Nu wilde het ongeluk, dat deze in den laatsten tijd veel tegenspoed had gehad; zijn eenige koe was dood gegaan en zijn vrouw ernstig ziek geworden. Zoo kwam het, dat Van Haren zijn huishuur niet kon betalen. Hij was naar den Lindeboer gegaan, om uitstel te vragen, maar deze had hem schamper geantwoord, dat indien daags voor Kerstmis 's middags om twaalf uur de huur niet betaald was, hij den eigen dag het huis nog had te ruimen.
Het was thans over twaalven, de huur was niet voldaan, en de Lindeboer zou thans zijn bedreiging ten uitvoer brengen. De woorden zijner vrouw waren enkel olie op het vuur geweest. Hij wist wel, dat men in het dorp zijn houding zou afkeuren, maar hij wilde nu eens aan allen laten zien, dat hij een wil had en een hoofd, dat hij voet bij stuk wist te houden en zich door niemand van zijn plan liet afbrengen. De koppige boer schepte er vermaak in, de publieke opinie te braveeren, door een doodzieke vrouw in het hartje van den winter uit haar huis te jagen. Ja, hij meende, wat hij in een vlaag van drift aan zijn vrouw had gezegd: al werd hem het dubbele der huur gegeven, dan nog zou hij de Van Haren's op straat laten zetten.
Daar zag Verheggen in de verte den pastoor aankomen. In 't eerst had hij veel lust een deren weg in te slaan, want hij vermoedde, dat de geestelijke, die misschien op weg naar zijn huis was, hem zou aanspreken. Maar weer was het zijn stijfhoofdigheid, die de overhand behield. Indien de pastoor hem over de Van Haren's sprak, dan zou hij hem zeggen, dat hij zijn eigen zin deed en van niemand lessen of vermaningen had aan te nemen.
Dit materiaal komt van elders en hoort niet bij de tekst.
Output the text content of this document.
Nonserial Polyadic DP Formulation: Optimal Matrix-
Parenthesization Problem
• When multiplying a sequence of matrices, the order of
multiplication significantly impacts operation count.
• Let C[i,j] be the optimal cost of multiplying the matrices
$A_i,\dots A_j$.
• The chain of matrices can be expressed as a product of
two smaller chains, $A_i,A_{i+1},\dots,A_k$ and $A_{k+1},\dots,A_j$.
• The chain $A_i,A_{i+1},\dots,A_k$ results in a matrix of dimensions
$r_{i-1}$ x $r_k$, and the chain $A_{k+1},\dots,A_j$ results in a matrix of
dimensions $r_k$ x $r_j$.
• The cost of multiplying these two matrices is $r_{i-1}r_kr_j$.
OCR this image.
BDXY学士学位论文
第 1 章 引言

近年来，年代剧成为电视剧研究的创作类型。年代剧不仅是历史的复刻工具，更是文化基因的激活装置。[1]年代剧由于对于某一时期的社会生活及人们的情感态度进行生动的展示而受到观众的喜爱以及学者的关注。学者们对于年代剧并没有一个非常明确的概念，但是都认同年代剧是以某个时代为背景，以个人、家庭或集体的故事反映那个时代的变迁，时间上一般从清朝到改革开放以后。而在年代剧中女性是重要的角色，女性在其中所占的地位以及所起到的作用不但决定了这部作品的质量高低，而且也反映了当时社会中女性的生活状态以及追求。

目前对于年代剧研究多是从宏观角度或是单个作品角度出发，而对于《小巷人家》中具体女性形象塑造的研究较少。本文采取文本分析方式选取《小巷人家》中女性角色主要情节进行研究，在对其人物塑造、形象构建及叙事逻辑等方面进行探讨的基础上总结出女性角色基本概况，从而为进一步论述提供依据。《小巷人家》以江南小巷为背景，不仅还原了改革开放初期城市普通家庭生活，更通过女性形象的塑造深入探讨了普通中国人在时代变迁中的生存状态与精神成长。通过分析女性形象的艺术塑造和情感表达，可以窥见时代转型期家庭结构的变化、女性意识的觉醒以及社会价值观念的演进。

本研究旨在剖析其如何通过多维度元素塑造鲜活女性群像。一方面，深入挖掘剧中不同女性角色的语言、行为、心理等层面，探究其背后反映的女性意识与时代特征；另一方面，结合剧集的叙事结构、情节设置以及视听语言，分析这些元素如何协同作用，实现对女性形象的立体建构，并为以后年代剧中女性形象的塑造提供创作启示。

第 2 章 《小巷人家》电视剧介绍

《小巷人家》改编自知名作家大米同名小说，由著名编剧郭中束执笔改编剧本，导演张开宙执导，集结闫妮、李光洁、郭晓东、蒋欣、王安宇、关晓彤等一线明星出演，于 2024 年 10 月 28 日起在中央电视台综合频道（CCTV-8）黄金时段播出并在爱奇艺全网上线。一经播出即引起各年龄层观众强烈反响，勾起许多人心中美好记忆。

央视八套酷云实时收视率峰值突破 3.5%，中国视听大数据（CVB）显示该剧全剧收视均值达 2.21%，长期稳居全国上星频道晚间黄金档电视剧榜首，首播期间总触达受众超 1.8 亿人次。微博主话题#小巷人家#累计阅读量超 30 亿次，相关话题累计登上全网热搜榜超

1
Wat hoefde een pastoor zich ook met zaken buiten de kerk te bemoeien!
Den vriendelijken groet van den bejaarden geestelijke beantwoordde hij tamelijk norsch.
‘Ik hoop,’ zei de pastoor, blijvende stilstaan, ‘dat ge een goed werk gaat doen, Verheggen.’
Door deze inleiding was de Lindeboer een beetje verbluft; hij had zijn antwoord op een ander gezegde voorbereid en was nu niet zoo dadelijk met zijn woorden klaar.
‘Een goed werk, zeg ik, Verheggen,’ vervolgde de geestelijke, ‘dat u dubbele verdienste zal geven, omdat ik weet, dat ge wat tegen Van Haren hebt. Wij vieren morgen het hoogfeest van Kerstmis, de geboorte van Christus, die alles uit liefde voor ons gedaan en geleden heeft. Wees die liefde indachtig, Verheggen, en volg ze uit de verte na.’
‘Ik hoor al, waar ge naar toe wilt, pastoor,’ antwoordde de Lindeboer ruw. ‘Ge kunt u die moeite sparen: wat ik gezegd heb, gebeurt daar ga ik niet van af.’
‘Dat kunt ge niet meenen, Verheggen.’
‘Ik meen het, pastoor, en ik zal het doen ook.’
‘Gij zijt toch een Christen mensch, Verheggen, en in den catechismus hebt ge geleerd, wat de plicht van een Christen mensch is.’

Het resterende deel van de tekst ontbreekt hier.